Caution! “$All.index”에서는 군집 개수에 따른 각 통계량의 측정값을 볼 수 있으며, “$Best.nc”에서는 각 통계량에 대해 최적의 군집 개수를 보여준다. “$Best.partition”에서는 최적의 군집 개수에 대한 case별 군집 번호를 보여준다.
Result! “$Best.nc”를 살펴보면, 10개의 통계량에서 최적의 군집 개수로 “2”개를 추천하고 있으며, 5개의 통계량에서 최적의 군집 개수를 “3”개로 추천하고 있다. 대다수의 통계량이 최적의 군집 개수로 “2”개를 추천하고 있으며, 이를 기반으로 나눠진 각 case의 군집 번호는 “$Best.partition”에서 볼 수 있다.

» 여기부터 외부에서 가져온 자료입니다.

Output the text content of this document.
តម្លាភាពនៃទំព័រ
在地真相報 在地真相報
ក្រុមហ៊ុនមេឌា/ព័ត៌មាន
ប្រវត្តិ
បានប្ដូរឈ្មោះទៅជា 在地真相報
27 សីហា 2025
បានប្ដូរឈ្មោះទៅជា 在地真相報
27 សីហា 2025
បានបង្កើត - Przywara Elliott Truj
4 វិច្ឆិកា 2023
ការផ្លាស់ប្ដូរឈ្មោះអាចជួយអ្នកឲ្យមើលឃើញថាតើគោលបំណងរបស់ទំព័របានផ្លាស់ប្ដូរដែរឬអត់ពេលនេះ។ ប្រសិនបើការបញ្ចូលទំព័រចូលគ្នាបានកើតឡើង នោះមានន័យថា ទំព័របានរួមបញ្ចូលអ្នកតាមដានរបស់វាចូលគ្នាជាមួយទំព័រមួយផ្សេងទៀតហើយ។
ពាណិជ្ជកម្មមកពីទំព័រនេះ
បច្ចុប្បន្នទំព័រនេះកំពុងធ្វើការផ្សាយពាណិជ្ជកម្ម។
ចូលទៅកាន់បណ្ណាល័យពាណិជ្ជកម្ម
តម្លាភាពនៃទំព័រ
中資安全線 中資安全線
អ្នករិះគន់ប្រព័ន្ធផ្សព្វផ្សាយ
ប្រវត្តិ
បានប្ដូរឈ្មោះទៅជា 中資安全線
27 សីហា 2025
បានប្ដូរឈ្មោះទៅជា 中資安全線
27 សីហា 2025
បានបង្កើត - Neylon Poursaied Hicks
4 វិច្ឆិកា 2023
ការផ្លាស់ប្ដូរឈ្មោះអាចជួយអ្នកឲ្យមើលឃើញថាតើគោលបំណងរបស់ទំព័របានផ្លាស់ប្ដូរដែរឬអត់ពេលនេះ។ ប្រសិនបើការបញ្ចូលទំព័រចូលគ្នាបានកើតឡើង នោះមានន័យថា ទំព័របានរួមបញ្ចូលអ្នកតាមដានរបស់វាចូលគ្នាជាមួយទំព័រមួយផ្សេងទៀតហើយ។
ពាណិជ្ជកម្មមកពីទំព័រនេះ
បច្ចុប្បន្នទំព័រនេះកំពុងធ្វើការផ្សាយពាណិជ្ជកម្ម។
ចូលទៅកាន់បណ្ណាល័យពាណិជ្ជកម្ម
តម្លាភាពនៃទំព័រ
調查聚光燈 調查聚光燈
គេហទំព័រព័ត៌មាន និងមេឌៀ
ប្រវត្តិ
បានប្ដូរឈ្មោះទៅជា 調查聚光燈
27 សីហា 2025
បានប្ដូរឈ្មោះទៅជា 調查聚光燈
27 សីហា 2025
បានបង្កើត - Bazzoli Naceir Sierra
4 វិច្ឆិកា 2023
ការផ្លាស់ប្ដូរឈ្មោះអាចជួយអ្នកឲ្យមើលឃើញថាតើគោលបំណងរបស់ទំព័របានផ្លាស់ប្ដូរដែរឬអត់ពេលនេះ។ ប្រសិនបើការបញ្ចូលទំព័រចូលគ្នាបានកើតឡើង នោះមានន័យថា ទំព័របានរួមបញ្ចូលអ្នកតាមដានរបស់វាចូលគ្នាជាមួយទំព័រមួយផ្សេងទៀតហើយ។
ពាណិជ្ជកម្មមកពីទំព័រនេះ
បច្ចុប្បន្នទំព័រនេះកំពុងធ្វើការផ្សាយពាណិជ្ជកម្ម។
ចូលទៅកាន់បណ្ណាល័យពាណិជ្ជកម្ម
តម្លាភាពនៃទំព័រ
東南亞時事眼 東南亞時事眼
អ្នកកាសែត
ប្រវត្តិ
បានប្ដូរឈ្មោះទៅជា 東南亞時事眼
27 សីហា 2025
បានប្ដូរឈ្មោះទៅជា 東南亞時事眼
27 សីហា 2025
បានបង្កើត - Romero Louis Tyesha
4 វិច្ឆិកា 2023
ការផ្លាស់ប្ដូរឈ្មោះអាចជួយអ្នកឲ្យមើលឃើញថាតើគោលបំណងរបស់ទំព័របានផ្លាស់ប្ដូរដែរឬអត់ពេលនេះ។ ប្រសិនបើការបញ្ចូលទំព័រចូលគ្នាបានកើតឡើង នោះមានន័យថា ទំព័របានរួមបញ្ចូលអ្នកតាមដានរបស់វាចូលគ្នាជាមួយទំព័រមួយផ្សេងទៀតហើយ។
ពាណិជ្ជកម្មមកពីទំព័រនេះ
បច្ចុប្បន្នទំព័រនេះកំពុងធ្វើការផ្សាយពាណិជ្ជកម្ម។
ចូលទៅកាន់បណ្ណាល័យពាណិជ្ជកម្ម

# 여러 통계량의 최적의 군집 개수에 대한 막대 그래프
barplot(table(nc$Best.n[1,]),                               # 군집 개수에 대한 도수분포표
        xlab = "Number of Clusters",
        ylab = "Number of Criteria")

Caution! 옵션 index에 특정 통계량의 이름을 지정하면, 해당 통계량에 대한 결과를 자세히 볼 수 있다.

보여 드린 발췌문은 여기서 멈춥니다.